All it is is a story about two learners who have won 30 hours of driving lessons each. That’s ALL it is – unless you listen to the driving school who put up the prize, for whom it is a major advertising exercise.
At [big-headed school in question] we have a slightly different way of learning which aims to help people develop their driving skills rather than just pass the test.
If I had £1 for every driving school – single- or multi-car – which has claimed this, I’d be able to retire.
Let’s just set the record straight on a few points. Every ADI is self-employed, and the way they teach is purely down to them. So no school or franchise can claim that all of its instructors are identical, because they aren’t. Nor could they ever be.
An ADI might be taught to teach a certain way by his instructor, but once he is out teaching he will develop his own style. Simple fact.
In exactly the same way, learner drivers will do the same once they pass their tests.

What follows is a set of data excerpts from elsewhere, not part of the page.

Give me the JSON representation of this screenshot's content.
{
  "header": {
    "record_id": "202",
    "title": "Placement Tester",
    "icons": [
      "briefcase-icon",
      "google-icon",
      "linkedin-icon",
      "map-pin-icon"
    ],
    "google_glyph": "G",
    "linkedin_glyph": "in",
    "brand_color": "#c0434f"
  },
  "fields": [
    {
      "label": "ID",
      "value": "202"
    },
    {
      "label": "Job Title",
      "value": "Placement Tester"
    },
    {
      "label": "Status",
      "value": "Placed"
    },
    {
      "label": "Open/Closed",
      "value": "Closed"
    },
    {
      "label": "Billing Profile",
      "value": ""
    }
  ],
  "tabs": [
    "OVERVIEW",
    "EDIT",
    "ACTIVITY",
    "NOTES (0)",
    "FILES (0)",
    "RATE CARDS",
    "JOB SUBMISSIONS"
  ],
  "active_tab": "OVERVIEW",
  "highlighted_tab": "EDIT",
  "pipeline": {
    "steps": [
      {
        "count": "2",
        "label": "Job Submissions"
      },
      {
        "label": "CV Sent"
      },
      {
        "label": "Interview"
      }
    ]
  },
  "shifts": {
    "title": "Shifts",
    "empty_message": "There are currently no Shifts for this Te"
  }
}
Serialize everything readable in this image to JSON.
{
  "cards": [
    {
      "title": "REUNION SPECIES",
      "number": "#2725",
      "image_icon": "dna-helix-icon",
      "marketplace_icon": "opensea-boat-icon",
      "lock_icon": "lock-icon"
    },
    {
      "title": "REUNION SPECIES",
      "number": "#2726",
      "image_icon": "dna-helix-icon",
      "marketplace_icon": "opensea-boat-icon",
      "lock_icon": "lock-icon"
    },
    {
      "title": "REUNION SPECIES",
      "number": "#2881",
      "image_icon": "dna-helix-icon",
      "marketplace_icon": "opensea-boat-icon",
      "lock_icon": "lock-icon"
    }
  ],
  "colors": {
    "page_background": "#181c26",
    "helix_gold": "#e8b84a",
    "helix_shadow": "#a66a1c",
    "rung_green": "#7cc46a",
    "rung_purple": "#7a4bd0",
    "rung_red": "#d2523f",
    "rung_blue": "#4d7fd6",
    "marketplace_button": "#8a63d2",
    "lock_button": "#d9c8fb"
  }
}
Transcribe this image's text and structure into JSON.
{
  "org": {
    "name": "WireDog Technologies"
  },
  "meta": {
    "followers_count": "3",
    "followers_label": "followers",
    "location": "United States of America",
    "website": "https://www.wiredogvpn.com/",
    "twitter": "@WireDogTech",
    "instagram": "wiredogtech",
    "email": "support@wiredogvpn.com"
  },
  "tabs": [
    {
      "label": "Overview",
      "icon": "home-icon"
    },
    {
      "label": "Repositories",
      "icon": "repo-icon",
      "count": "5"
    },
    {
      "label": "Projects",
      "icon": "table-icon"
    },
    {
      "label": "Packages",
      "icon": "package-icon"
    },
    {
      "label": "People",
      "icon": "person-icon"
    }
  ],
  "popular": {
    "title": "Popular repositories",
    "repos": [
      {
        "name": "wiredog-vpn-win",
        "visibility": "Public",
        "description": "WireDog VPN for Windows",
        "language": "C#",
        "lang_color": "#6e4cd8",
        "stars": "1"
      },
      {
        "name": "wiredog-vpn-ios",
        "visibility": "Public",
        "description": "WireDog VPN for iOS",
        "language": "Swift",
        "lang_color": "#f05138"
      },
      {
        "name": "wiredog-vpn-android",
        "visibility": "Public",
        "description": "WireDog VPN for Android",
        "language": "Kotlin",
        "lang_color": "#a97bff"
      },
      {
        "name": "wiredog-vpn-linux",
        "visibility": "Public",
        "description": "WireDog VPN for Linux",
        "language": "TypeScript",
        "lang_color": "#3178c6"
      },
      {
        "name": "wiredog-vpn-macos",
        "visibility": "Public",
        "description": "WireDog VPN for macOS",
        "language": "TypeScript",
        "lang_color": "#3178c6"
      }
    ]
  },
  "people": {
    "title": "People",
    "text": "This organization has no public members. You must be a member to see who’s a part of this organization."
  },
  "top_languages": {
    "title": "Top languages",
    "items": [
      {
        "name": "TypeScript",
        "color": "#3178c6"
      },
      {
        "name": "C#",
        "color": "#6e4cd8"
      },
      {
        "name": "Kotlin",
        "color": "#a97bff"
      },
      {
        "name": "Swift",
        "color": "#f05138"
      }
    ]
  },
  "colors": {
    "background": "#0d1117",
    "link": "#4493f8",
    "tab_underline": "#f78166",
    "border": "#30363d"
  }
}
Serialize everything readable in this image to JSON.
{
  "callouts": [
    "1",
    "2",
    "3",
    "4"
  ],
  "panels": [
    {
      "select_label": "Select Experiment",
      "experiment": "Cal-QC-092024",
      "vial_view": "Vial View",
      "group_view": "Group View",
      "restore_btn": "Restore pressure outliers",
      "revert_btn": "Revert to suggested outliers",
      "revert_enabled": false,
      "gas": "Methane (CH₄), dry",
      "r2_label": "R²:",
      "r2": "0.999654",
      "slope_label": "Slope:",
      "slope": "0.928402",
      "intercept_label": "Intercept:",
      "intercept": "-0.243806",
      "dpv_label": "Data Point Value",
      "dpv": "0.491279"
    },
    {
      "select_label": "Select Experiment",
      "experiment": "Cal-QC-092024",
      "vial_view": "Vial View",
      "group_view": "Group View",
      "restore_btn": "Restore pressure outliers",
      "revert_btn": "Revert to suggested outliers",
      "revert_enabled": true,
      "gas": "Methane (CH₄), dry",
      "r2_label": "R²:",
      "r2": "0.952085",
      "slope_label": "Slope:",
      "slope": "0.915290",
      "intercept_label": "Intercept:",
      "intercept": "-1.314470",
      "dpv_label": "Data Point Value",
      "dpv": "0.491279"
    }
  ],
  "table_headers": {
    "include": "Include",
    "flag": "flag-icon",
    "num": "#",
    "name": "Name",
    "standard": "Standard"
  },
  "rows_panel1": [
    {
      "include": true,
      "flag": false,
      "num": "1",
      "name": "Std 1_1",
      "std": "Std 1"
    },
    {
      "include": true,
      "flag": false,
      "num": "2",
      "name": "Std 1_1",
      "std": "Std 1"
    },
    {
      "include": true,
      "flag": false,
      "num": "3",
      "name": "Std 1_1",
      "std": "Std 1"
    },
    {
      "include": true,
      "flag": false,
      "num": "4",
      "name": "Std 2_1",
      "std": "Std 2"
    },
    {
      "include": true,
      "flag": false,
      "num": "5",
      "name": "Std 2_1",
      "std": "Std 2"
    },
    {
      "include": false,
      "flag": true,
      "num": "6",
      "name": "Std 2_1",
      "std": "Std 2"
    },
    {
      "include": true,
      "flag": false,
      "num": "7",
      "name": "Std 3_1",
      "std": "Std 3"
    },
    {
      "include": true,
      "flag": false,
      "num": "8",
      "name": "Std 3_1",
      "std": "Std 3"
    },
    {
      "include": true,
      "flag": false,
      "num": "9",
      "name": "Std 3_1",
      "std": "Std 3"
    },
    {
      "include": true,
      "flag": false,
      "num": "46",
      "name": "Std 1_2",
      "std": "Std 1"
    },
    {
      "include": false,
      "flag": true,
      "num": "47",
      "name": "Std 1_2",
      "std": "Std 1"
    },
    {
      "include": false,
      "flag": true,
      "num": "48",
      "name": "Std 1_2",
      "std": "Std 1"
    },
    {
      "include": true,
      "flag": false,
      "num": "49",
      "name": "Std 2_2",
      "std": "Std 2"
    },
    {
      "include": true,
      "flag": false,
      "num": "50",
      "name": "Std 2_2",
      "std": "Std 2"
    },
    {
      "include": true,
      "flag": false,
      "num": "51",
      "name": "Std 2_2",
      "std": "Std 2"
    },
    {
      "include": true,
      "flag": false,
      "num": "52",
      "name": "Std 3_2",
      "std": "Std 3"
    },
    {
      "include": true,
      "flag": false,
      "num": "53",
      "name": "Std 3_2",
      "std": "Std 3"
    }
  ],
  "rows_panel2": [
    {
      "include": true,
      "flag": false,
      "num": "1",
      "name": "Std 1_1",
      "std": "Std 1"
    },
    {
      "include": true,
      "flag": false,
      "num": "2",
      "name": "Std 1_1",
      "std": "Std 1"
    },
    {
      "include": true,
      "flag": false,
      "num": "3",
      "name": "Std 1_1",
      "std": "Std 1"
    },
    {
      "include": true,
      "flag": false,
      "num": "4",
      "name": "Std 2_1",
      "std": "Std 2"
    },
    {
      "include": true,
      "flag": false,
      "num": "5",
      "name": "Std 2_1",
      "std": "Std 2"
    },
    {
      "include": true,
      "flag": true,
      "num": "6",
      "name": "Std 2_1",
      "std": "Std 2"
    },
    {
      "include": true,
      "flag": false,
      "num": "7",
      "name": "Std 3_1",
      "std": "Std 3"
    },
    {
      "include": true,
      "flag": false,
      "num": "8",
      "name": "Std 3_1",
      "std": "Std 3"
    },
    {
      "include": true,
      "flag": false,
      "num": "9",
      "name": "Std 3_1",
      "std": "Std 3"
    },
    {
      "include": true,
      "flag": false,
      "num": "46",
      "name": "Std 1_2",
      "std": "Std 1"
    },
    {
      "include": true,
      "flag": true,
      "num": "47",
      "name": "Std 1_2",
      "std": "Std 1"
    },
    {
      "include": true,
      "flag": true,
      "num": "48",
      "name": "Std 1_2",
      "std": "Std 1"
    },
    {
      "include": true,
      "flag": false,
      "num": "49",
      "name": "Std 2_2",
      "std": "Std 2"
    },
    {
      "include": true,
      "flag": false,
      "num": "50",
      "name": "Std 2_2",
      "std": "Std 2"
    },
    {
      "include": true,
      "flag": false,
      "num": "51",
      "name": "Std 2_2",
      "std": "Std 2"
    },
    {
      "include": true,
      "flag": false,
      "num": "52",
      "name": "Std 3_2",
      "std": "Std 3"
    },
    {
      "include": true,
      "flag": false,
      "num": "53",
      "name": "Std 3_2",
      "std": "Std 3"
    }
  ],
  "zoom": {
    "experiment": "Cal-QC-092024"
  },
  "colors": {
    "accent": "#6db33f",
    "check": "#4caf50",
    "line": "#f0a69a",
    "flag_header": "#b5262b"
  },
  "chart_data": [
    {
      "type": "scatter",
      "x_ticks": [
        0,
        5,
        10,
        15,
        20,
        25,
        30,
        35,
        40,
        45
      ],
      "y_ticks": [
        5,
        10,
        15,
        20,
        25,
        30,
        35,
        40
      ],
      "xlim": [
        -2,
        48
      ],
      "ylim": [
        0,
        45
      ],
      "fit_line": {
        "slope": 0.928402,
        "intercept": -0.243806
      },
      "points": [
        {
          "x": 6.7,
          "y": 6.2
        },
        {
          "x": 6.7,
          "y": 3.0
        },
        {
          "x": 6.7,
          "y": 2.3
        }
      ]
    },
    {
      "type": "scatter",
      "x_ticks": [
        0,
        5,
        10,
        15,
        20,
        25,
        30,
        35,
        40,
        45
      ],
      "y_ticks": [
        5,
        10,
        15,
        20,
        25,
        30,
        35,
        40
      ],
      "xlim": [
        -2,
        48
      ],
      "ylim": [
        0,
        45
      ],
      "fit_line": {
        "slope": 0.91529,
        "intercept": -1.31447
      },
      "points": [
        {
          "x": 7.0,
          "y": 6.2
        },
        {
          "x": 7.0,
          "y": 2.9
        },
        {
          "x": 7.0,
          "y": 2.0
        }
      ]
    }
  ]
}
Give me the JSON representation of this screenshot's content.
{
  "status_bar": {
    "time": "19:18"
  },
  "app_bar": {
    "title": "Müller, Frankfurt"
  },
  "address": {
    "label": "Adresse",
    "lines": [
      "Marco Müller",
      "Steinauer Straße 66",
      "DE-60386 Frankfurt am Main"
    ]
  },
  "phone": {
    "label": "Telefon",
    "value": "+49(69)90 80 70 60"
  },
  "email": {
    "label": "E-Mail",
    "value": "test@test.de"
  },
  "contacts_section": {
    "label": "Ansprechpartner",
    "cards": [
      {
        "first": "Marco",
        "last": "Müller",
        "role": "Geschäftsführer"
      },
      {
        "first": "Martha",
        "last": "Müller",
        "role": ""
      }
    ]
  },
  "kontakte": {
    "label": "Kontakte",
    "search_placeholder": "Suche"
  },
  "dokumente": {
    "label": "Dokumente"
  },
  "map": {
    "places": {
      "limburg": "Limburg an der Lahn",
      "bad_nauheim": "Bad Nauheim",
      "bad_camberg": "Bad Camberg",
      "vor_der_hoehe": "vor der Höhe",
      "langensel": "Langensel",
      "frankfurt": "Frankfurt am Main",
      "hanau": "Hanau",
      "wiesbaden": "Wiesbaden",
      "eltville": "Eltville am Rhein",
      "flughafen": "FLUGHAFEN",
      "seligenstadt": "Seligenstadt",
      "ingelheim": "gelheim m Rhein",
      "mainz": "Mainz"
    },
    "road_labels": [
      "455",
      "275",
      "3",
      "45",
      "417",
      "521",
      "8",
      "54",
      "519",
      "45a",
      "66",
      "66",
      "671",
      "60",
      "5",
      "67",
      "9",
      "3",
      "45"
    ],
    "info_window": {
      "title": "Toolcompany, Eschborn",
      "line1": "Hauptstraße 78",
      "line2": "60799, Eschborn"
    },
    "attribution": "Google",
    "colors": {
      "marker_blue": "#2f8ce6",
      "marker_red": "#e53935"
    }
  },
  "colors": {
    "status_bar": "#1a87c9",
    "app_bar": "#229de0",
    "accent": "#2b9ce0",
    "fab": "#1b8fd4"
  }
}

Every driving school in existence is there to teach people to pass the test – that’s because there is a test that must be passed, and that creates a market for people who can teach you how to do it.
Like everything else in life, learning new things is merely a stepping stone to further development. When a child learns to write, they quickly learn to express themselves in ways that are specific to them. They don’t just learn to write the alphabet and nothing else – they apply their knowledge and develop new skills independently of anyone else. This is one of the miracles of the human brain.
Driving is the same. If people are taught appropriately – I’ll leave the word “correctly” to the idiot school in the article – then they are given all the necessary tools to carry on developing. They do not need showing how to use them in every conceivable situation. Anyone who thinks they do – like the school in the article is implying it does – is not as clever as they think they are.
A few ADIs out there take things to extremes, of course, and only drive test routes. Of course, I’m sure the school in question is going to drive miles and miles away from test routes during those 30 hours the two learners have won.
The bottom line back in the real world is that someone somewhere has donated around £1,500 worth of free lessons and got their company splashed all over a newspaper. It would cost a lot more than £1,500 to do that through normal advertising.
Oh, yes. And they are driving instructors like most others. They teach people to drive.
And one final thing. One of the prize winners said:
I was really surprised and shocked to find out I had won. It will save me a lot of money, well, it will save my dad a lot of money.
So like every other learner out there, her main priority is to spend as little as possible in order to get her licence.
So it matters little that the driving school claims that it “does things differently”. The only “different” thing any school can do to get people to become safer drivers than they would otherwise be is to get them to take more and more lessons. Because experience only comes with driving time.
Making them take more lessons is a certain way of making them go to a different school – it happens all the time when people know they aren’t being taught quickly, and end up spending too much time parked up and yapping away.
Still, it was a nice advert for them.